According to the indictment, a consultant and investor reached out to Schessel in March of 2020 because their stock value had decreased, saying, “The stock needs a boost for sure… it’s a real issue now.”
Schessel contracted with the supply company on April 6 after informing Schessel they had obtained approval to supply the tests by the Food and Drug Administration, but that approval was in doubt and never came to fruition, according to the Justice Department.
Schessel learned the supply company was no longer able to supply the COVID tests on April 11, but moved forward with the press release on April 13, 2020, anyway, saying SCWorx was obtaining 48 million COVID rapid tests.
“Despite learning facts that cast significant doubt on the status of the COVID-19 test kit deals, Schessel repeatedly confirmed the status and terms of those arrangements on numerous occasions between approximately April 13, 2020, and April 17, 2020,” the Justice Department wrote in its press release. “In the wake of these announcements, Company-1’s share price surged, rising by over 400%, from approximately $2.25 to an intraday high of $14.88. As a result of this scheme, investors lost at least $116 million.”

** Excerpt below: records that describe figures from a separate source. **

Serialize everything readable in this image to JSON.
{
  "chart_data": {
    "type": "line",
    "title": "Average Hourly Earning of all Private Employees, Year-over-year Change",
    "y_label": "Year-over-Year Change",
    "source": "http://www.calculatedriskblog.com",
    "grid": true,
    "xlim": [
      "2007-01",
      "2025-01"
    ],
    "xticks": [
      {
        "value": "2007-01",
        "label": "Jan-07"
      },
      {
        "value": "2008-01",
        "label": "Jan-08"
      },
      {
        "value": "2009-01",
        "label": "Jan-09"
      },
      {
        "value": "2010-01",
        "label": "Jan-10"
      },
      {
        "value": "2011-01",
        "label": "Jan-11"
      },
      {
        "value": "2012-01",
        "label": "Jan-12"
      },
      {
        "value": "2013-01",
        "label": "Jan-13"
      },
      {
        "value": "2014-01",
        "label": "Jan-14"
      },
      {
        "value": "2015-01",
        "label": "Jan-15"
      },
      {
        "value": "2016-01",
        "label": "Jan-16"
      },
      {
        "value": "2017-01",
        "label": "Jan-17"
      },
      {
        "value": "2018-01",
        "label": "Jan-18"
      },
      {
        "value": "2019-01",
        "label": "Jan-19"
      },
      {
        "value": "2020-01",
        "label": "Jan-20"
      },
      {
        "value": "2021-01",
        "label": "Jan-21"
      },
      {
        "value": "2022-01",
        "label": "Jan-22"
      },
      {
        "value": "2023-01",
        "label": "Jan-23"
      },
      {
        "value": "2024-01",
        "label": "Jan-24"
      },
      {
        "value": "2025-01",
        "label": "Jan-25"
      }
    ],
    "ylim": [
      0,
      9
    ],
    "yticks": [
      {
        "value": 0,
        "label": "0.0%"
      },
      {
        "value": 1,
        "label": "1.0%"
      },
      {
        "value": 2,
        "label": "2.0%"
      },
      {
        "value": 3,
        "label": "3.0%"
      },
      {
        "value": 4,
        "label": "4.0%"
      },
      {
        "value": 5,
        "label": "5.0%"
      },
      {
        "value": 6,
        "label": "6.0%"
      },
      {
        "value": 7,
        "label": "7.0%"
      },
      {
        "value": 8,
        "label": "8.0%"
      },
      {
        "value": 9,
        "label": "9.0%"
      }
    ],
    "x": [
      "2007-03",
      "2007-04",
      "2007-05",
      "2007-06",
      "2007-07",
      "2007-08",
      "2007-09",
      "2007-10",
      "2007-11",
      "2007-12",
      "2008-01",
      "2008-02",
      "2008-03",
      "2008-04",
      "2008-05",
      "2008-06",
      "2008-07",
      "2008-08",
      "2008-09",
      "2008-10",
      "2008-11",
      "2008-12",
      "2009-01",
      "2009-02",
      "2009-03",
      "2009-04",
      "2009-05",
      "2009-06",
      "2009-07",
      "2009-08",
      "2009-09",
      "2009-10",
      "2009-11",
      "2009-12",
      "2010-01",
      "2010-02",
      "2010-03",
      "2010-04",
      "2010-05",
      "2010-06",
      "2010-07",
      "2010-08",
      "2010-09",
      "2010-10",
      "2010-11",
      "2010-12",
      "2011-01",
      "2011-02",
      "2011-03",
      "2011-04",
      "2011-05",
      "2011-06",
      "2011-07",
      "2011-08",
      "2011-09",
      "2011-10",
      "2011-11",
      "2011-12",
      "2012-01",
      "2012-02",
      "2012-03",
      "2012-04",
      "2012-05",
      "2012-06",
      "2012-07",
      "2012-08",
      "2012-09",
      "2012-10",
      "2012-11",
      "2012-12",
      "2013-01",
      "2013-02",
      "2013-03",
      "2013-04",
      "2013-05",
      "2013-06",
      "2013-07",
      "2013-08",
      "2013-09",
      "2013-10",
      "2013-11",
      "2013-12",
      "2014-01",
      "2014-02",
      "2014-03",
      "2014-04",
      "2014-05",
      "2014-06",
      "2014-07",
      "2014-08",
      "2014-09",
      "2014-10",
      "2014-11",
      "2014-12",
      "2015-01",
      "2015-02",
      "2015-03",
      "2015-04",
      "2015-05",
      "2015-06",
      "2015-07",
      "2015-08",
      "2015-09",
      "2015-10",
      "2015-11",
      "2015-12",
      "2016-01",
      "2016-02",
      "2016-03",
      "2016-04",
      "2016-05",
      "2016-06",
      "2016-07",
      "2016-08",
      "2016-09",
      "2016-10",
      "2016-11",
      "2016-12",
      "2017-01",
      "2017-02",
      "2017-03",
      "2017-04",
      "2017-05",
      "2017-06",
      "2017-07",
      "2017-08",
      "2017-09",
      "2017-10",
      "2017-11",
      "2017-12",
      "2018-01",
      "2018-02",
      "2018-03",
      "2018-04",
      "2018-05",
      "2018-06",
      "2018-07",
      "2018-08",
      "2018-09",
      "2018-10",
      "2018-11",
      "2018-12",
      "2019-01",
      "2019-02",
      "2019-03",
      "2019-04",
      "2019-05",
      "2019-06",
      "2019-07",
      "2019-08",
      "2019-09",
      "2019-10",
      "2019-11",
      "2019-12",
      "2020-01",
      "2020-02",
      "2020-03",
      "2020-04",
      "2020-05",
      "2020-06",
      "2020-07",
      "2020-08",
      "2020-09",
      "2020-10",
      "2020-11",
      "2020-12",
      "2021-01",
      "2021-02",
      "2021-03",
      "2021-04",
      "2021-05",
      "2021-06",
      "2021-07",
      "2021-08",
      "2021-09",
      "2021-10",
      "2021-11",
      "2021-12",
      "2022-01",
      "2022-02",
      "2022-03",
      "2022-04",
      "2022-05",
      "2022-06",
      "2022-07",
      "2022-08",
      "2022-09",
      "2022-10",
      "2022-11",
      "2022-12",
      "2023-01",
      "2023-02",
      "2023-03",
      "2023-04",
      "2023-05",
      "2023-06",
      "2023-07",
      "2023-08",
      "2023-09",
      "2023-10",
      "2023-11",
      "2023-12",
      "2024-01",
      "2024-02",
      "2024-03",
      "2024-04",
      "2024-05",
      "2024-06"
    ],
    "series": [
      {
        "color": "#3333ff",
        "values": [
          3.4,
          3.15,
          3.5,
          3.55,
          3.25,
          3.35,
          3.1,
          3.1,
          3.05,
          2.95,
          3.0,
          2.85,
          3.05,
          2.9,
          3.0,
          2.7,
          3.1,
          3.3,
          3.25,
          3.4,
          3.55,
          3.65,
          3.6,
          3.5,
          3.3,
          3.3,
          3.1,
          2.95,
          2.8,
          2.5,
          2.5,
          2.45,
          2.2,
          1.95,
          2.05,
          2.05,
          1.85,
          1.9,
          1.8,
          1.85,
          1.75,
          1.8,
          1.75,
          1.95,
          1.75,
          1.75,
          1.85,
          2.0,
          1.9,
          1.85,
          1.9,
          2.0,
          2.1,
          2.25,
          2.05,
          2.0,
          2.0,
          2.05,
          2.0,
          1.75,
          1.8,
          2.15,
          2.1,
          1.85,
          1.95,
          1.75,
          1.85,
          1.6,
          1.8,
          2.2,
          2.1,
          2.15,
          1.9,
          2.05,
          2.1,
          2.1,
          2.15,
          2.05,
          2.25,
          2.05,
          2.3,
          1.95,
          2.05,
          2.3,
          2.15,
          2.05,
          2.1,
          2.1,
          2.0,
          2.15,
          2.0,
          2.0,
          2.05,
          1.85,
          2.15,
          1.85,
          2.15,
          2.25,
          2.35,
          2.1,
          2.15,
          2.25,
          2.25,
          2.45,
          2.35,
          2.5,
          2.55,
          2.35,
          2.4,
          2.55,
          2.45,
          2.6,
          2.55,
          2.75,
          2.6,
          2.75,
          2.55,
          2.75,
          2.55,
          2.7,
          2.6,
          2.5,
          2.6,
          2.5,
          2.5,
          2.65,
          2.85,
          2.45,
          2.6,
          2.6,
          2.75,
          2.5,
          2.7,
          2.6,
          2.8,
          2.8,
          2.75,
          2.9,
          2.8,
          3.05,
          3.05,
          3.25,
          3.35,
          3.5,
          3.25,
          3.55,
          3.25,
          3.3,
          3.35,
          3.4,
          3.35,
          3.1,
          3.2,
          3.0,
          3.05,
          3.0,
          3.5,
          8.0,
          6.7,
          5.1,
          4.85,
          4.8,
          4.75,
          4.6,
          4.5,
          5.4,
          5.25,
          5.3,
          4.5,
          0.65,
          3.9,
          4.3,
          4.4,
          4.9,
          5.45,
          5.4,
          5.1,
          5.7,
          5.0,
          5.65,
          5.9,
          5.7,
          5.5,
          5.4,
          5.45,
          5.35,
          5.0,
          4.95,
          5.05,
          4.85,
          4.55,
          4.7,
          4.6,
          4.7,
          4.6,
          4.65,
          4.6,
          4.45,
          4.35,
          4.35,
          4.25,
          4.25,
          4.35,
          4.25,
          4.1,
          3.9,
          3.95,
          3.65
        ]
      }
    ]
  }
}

Schessel allegedly apologized to the company’s board the same day the press release was issued, but the company’s stock had already soared over 400 percent, allowing the company to pay off a vendor, to whom they issued 100,000 shares of stock “that were worth significantly more than they would have been prior to the April 13 Announcement,” according to the indictment.
Despite knowing that the supply company could not supply the COVID-19 tests, and after receiving a cease-and-desist letter from the purchasing company, Schessel allegedly doubled down, issuing another press release on April 17, saying the company would be providing 2 million test kits per week.
By April 19, Schessel had received an email from the FDA indicating the supply company was not authorized to provide COVID-19 tests and by April 21, the Securities and Exchange Commission halted trading of SCWorx.
Investors in New Jersey and elsewhere lost at least approximately $116 million,” selling their shares at a loss, according to the indictment.
“Schessel allegedly took advantage of the COVID-19 crisis as an opportunity to scam investors and manipulate the market,” said Assistant Attorney General Kenneth A. Polite, Jr. of the Justice Department’s Criminal Division in the press release. “Today’s indictment reinforces our commitment to rooting out schemes that have exploited the pandemic and holding accountable those who have prioritized greed during an unprecedented public health emergency.”
SCWorx has reached a settlement agreement with the SEC to pay $600,000 in stock to harmed investors as part of a class-action suit, according to the SEC.
Schessel is indicted on two counts of securities fraud and could face up to 45 years in federal prison, authorities said. The Federal Bureau of Investigation in Newark is investigating the case.